Posterior Vitreous Detachment (PVD)
Posterior vitreous detachment (PVD) is a separation of the posterior vitreous cortex from the internal limiting membrane of the retina, typically occurring between ages 45-65, resulting from age-related changes in vitreous macromolecular structure that cause liquefaction and alterations at the vitreoretinal interface. 1, 2
Pathophysiology
PVD occurs due to two primary processes:
- Vitreous liquefaction: Age-related breakdown of vitreous macromolecules creates liquid pockets within the gel-like vitreous
- Vitreoretinal dehiscence: Weakening of adhesions between the vitreous cortex and internal limiting membrane 3
When liquefaction exceeds the degree of vitreoretinal dehiscence, this creates an anomalous PVD (APVD), which can lead to various complications 3.
Clinical Presentation
Patients with PVD commonly present with:
- Floaters (myodesopias): Due to condensations of vitreous collagen, blood from torn vessels, or epipapillary glial tissue (Weiss ring)

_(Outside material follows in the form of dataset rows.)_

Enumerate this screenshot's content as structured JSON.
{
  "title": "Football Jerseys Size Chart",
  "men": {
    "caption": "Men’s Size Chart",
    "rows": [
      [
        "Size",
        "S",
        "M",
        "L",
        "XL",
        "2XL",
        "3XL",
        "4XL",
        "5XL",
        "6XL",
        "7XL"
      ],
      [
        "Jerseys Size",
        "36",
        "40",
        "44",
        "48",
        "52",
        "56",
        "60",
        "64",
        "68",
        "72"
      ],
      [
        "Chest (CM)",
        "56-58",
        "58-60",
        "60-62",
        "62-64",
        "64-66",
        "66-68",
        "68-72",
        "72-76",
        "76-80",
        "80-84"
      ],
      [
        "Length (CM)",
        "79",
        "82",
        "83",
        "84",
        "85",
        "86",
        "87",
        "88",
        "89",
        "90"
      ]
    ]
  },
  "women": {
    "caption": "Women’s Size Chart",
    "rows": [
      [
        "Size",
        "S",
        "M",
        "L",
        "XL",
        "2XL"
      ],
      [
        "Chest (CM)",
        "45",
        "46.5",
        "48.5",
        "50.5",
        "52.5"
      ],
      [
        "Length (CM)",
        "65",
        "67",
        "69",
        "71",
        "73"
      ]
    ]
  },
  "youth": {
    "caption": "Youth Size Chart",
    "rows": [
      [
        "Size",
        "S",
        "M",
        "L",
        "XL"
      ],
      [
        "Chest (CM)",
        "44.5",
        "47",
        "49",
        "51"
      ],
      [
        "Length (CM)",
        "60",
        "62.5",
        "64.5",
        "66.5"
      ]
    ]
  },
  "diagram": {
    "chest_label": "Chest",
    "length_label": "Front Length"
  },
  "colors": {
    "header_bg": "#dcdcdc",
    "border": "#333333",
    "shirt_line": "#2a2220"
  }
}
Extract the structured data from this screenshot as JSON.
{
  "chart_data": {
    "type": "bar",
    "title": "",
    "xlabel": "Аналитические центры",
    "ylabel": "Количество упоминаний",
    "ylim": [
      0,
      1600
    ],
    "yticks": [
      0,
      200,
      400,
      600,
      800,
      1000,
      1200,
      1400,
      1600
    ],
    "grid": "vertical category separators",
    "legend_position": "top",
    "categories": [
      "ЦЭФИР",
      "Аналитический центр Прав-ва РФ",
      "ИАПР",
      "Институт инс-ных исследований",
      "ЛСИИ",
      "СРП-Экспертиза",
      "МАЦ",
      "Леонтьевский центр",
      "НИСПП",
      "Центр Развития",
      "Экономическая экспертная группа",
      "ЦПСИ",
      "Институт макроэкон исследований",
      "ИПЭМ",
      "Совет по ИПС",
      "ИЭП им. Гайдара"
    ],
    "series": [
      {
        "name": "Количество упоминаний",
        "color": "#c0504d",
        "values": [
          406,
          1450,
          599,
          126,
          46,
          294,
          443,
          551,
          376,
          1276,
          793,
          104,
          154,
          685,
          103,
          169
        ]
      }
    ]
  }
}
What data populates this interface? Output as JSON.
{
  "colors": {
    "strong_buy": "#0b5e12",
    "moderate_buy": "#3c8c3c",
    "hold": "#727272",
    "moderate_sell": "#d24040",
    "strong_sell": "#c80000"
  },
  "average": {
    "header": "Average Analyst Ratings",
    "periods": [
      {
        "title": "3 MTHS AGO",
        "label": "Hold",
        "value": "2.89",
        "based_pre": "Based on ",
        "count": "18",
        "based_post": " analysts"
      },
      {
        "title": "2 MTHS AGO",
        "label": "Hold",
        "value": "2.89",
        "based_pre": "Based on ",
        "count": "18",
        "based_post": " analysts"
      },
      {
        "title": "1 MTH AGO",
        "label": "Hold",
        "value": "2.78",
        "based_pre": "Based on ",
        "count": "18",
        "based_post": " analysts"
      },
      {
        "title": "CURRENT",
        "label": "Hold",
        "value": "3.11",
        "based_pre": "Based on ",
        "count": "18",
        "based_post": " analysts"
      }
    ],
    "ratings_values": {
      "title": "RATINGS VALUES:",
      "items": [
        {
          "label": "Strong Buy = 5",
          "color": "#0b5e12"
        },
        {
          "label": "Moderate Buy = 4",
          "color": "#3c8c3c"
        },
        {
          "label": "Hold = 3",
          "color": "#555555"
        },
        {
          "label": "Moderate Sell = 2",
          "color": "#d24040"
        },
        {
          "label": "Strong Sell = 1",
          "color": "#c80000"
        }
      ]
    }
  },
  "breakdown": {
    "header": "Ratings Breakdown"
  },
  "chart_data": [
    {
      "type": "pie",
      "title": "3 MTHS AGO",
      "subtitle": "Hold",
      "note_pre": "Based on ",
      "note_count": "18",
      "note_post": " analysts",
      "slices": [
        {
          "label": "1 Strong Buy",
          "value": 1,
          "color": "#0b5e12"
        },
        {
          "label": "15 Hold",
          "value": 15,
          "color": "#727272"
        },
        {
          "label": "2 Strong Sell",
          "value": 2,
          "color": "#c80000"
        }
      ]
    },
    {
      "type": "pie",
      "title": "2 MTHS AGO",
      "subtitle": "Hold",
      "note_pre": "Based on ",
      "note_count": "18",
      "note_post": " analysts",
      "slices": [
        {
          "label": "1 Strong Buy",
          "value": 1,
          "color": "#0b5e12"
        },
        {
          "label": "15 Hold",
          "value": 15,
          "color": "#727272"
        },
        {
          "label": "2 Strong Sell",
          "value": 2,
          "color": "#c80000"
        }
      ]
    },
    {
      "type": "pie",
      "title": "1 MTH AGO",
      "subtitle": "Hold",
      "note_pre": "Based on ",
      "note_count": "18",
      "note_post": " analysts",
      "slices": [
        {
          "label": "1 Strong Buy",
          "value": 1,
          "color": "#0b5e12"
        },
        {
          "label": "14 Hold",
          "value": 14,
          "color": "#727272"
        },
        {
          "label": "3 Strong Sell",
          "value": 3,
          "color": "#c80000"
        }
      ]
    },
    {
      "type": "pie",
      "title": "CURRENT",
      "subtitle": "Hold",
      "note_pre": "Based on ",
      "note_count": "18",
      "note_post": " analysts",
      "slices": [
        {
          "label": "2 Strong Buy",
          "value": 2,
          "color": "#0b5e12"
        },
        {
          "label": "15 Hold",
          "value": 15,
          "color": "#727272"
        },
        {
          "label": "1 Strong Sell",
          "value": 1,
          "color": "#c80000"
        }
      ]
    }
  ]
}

- Light flashes (photopsias): Most noticeable in the dark, caused by vitreous traction on the retina
- Visual field defects: Particularly if complications develop
- Blurred vision: Especially if the macula becomes involved 2
Diagnosis
PVD is primarily diagnosed through:
- Slit-lamp biomicroscopy: Shows a prominent plane defining the posterior vitreous face
- Presence of a Weiss ring: Strong evidence of PVD
- Optical coherence tomography (OCT): Provides high-resolution imaging of the vitreoretinal interface
- Indirect ophthalmoscopy with scleral depression: Particularly important for examining the peripheral retina 1, 2
Risk Factors
Factors that increase risk of PVD and its complications include:
- Age: Peak incidence between 55-59 years
- Myopia: Low myopia increases risk fourfold
- Previous eye surgery
- Trauma
- Genetic disorders: Such as Stickler syndrome
- Family history of retinal detachments 2
Complications
PVD can lead to several sight-threatening complications:
- Retinal tears and breaks: Occur in 8-22% of patients with acute PVD symptoms
- Rhegmatogenous retinal detachment: Most common type, occurring in approximately 10-18 per 100,000 persons annually
- Vitreous hemorrhage: Due to tearing of retinal vessels
- Vitreomacular traction syndrome
- Macular holes 2, 3
Management
Management of PVD focuses on:
- Thorough examination: Complete dilated fundus examination with scleral depression to identify retinal breaks
- Risk assessment: Patients with acute PVD and no retinal breaks have approximately 2% chance of developing breaks in subsequent weeks
- Treatment of complications:
- Patient education: All patients should be instructed to report promptly if they experience:
- Increased floaters
- Loss of visual field
- Decrease in visual acuity 1
Follow-up
- Patients with uncomplicated PVD should return for examination within 6 weeks if new symptoms develop
- Patients with risk factors should return promptly if new symptoms develop 2
Important Clinical Pearls
- The presence of both flashes and floaters significantly increases the risk of retinal tears (20% of cases) compared to isolated flashes (5.3%) 4
- Patients reporting more than 10 floaters or a "cloud" in their vision have a particularly high risk of developing retinal tears 4
- The presence of vitreous or retinal hemorrhage is strongly associated with retinal tears (30% of cases) 4
- PVD begins in the perifoveal macula and may persist chronically, progressing slowly over months to years before complete vitreopapillary separation 5
- Complete PVD is less common in elderly patients than previously thought, with one study showing only 15-19% of elderly patients having complete PVD 6
Prevention
At present, there are no effective methods of preventing the factors that lead to PVD. Research into pharmacologic vitreolysis aims to chemically break down vitreous macromolecules and weaken vitreoretinal adhesion to safely detach the posterior vitreous cortex, potentially preventing complications if performed early in the disease process 1, 3.